A recent guest blog post from a legacy integration vendor baffled me. In this post, a reference is made to “a new modern data architecture that includes Hadoop as a ‘+1’ to the existing systems”.
A long time ago, when CPUs of personal computers were not powerful enough to render the 3D graphics of “kill them all” games, one would add a video card with dedicated graphic chips (remember ATI, Matrox, etc.?). These graphics capabilities are now integrated into the motherboard or even the CPU.
In a modern data architecture, Hadoop is the data infrastructure. It’s not a secondary system to which other systems offload peak activity. Hadoop itself, complemented by NoSQL database systems native to HDFS, do support all workloads – even the ones traditionally borne by legacy systems, which become obsolete.

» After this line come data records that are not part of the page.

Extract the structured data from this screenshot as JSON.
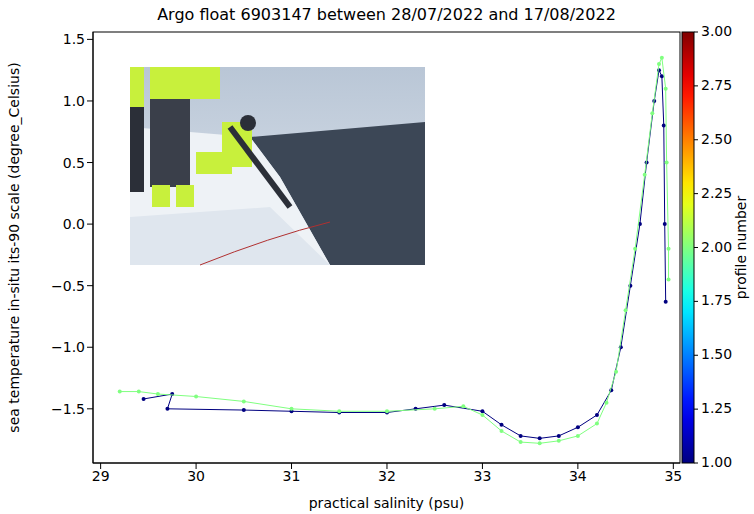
{
  "chart_data": {
    "type": "scatter",
    "title": "Argo float 6903147 between 28/07/2022 and 17/08/2022",
    "x_label": "practical salinity (psu)",
    "y_label": "sea temperature in-situ its-90 scale (degree_Celsius)",
    "xlim": [
      28.92,
      35.07
    ],
    "xticks": [
      29,
      30,
      31,
      32,
      33,
      34,
      35
    ],
    "ylim": [
      -1.94,
      1.56
    ],
    "yticks": [
      {
        "value": -1.5,
        "label": "−1.5"
      },
      {
        "value": -1.0,
        "label": "−1.0"
      },
      {
        "value": -0.5,
        "label": "−0.5"
      },
      {
        "value": 0,
        "label": "0.0"
      },
      {
        "value": 0.5,
        "label": "0.5"
      },
      {
        "value": 1.0,
        "label": "1.0"
      },
      {
        "value": 1.5,
        "label": "1.5"
      }
    ],
    "grid": false,
    "marker": "circle",
    "line_style": "solid",
    "colorbar": {
      "label": "profile number",
      "range": [
        1,
        3
      ],
      "ticks": [
        {
          "value": 1,
          "label": "1.00"
        },
        {
          "value": 1.25,
          "label": "1.25"
        },
        {
          "value": 1.5,
          "label": "1.50"
        },
        {
          "value": 1.75,
          "label": "1.75"
        },
        {
          "value": 2,
          "label": "2.00"
        },
        {
          "value": 2.25,
          "label": "2.25"
        },
        {
          "value": 2.5,
          "label": "2.50"
        },
        {
          "value": 2.75,
          "label": "2.75"
        },
        {
          "value": 3,
          "label": "3.00"
        }
      ]
    },
    "series": [
      {
        "profile": 1,
        "x": [
          29.45,
          29.75,
          29.7,
          30.5,
          31.0,
          31.5,
          32.0,
          32.3,
          32.6,
          33.0,
          33.2,
          33.4,
          33.6,
          33.8,
          34.0,
          34.2,
          34.35,
          34.45,
          34.55,
          34.65,
          34.72,
          34.8,
          34.85,
          34.88,
          34.9,
          34.91,
          34.92
        ],
        "values": [
          -1.42,
          -1.38,
          -1.5,
          -1.51,
          -1.52,
          -1.53,
          -1.53,
          -1.5,
          -1.47,
          -1.52,
          -1.63,
          -1.72,
          -1.74,
          -1.72,
          -1.65,
          -1.55,
          -1.35,
          -1.0,
          -0.5,
          0.0,
          0.5,
          1.0,
          1.25,
          1.2,
          0.8,
          0.0,
          -0.63
        ]
      },
      {
        "profile": 2,
        "x": [
          29.2,
          29.4,
          29.6,
          30.0,
          30.5,
          31.0,
          31.5,
          32.0,
          32.5,
          32.8,
          33.0,
          33.2,
          33.4,
          33.6,
          33.8,
          34.0,
          34.2,
          34.3,
          34.4,
          34.5,
          34.6,
          34.7,
          34.78,
          34.85,
          34.88,
          34.92,
          34.93,
          34.95,
          34.95
        ],
        "values": [
          -1.36,
          -1.36,
          -1.38,
          -1.4,
          -1.44,
          -1.5,
          -1.52,
          -1.52,
          -1.5,
          -1.48,
          -1.55,
          -1.68,
          -1.77,
          -1.78,
          -1.76,
          -1.72,
          -1.62,
          -1.45,
          -1.2,
          -0.7,
          -0.2,
          0.4,
          0.9,
          1.3,
          1.35,
          1.1,
          0.5,
          -0.2,
          -0.45
        ]
      }
    ]
  }
}
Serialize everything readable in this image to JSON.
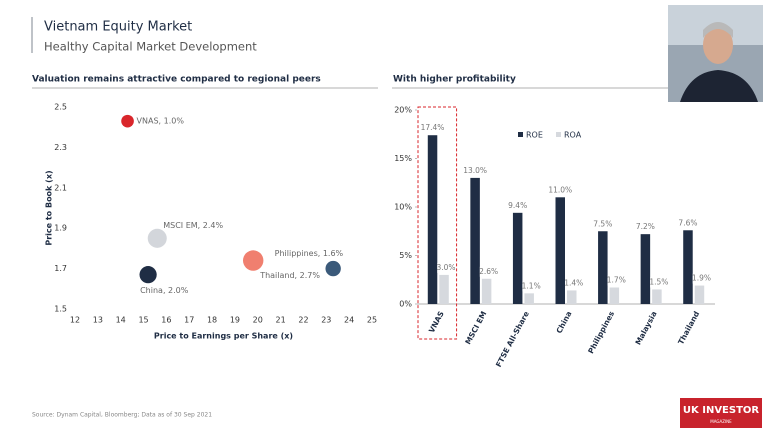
{
  "header": {
    "title": "Vietnam Equity Market",
    "subtitle": "Healthy Capital Market Development"
  },
  "chart_data": [
    {
      "type": "scatter",
      "title": "Valuation remains attractive compared to regional peers",
      "x_label": "Price to Earnings per Share (x)",
      "y_label": "Price to Book (x)",
      "point_labels": [
        "VNAS, 1.0%",
        "MSCI EM, 2.4%",
        "China, 2.0%",
        "Thailand, 2.7%",
        "Philippines, 1.6%"
      ],
      "x": [
        14.3,
        15.6,
        15.2,
        19.8,
        23.3
      ],
      "values": [
        2.43,
        1.85,
        1.67,
        1.74,
        1.7
      ],
      "sizes": [
        1.0,
        2.4,
        2.0,
        2.7,
        1.6
      ],
      "colors": [
        "#d9262b",
        "#d3d6db",
        "#1f2d44",
        "#f07f6f",
        "#3b5a7a"
      ],
      "xlim": [
        12,
        25
      ],
      "xticks": [
        12,
        13,
        14,
        15,
        16,
        17,
        18,
        19,
        20,
        21,
        22,
        23,
        24,
        25
      ],
      "ylim": [
        1.5,
        2.5
      ],
      "yticks": [
        1.5,
        1.7,
        1.9,
        2.1,
        2.3,
        2.5
      ]
    },
    {
      "type": "bar",
      "title": "With higher profitability",
      "categories": [
        "VNAS",
        "MSCI EM",
        "FTSE All-Share",
        "China",
        "Philippines",
        "Malaysia",
        "Thailand"
      ],
      "series": [
        {
          "name": "ROE",
          "color": "#1f2d44",
          "values": [
            17.4,
            13.0,
            9.4,
            11.0,
            7.5,
            7.2,
            7.6
          ],
          "value_labels": [
            "17.4%",
            "13.0%",
            "9.4%",
            "11.0%",
            "7.5%",
            "7.2%",
            "7.6%"
          ]
        },
        {
          "name": "ROA",
          "color": "#d6d9de",
          "values": [
            3.0,
            2.6,
            1.1,
            1.4,
            1.7,
            1.5,
            1.9
          ],
          "value_labels": [
            "3.0%",
            "2.6%",
            "1.1%",
            "1.4%",
            "1.7%",
            "1.5%",
            "1.9%"
          ]
        }
      ],
      "ylim": [
        0,
        20
      ],
      "yticks": [
        {
          "value": 0,
          "label": "0%"
        },
        {
          "value": 5,
          "label": "5%"
        },
        {
          "value": 10,
          "label": "10%"
        },
        {
          "value": 15,
          "label": "15%"
        },
        {
          "value": 20,
          "label": "20%"
        }
      ]
    }
  ],
  "source": "Source: Dynam Capital, Bloomberg; Data as of 30 Sep 2021",
  "logo": {
    "name": "UK INVESTOR",
    "tagline": "MAGAZINE"
  }
}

In a slightly-less modern data architecture (or one that has to accommodate legacy systems), Hadoop is part of the legacy system, it’s not its “+1”. Vendors such as Oracle, IBM, Teradata, Pivotal (and others) have demonstrated how to combine the processing capabilities of their legacy databases and of Hadoop.
Viewing Hadoop as a “+1” is, in a lot of ways, the same as adding a video card to your PC. While we are at it, why not compare data integration to the PCI bus?